Ensure enough tests are written
Testing in software engineering is a very debatable topic. I try to avoid enforcing the one and only way of proper testing. Still, I want to be sure that existing tests cover positive and negative scenarios and that there are at least some amount of tests that cover most of the subsystem (yes, I’m that one person who likes integration tests with the database not being mocked, throw a stone at me).
Roll-out safety
The question I tend to ask myself is, Is the code I review safe to roll out to production?.
It is a difficult thing to answer (everything breaks) but at least, I question the following:
Are database changes safe to roll-out and roll-back?
Are API changes, if any, backward-compatible?
How is the policy of gradual customer roll-out implemented?
Interaction issues
This topic (well, as almost every one of my statements) deserves way better coverage, which I will tackle in some new posts, but developing in microservices environments has a lot of specifics.
Here are several things I pay specific attention to during reviews:
Overall latency impact of the new functionality to the service.
Strategy of error processing and load mitigations from the caller and the callee sides.

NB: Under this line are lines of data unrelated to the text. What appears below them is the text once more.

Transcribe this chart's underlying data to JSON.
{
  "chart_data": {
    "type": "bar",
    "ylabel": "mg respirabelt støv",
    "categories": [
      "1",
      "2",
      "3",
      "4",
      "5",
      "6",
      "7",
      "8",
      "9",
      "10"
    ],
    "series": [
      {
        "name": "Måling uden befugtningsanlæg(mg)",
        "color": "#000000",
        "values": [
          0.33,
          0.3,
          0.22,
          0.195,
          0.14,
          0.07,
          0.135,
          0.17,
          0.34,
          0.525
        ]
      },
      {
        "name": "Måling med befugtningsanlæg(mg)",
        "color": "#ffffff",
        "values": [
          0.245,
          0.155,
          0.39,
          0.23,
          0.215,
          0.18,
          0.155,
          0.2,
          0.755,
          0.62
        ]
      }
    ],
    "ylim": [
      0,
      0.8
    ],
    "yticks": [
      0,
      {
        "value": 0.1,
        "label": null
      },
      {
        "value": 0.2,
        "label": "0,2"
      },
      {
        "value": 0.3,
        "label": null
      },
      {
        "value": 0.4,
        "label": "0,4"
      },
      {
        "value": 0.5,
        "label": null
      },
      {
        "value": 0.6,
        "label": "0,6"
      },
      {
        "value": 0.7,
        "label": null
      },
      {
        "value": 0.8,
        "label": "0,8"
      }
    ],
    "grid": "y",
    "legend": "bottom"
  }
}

Do not forget to have timeouts and deadlines for network calls.
Code style
I hardly ever look at the code style during the review phase. I’m a firm believer that these checks should be enforced by automatic tooling (yes, I do like black), and regular developers should not spend time discussing styling questions but instead focusing on design aspects and correctness.
General notes
There’s not so much here. The most important one is being honest and empathetic, remembering that there’s a living person behind the screen: a person with deadlines, maybe not that experienced in the specific codebase, maybe not that experienced in the technology, perhaps with several deadlines upon their shoulder.
I try to be understanding yet rigid about things I find harmful or useless, always staying professional in my communication. If you don’t like something, show it and communicate it politely. Provide some explanations for your opinions. If you see several rounds of reviews - speed up the process and move to the synchronous communication channel whenever possible. Praise neat solutions with words of appreciation. Stay human.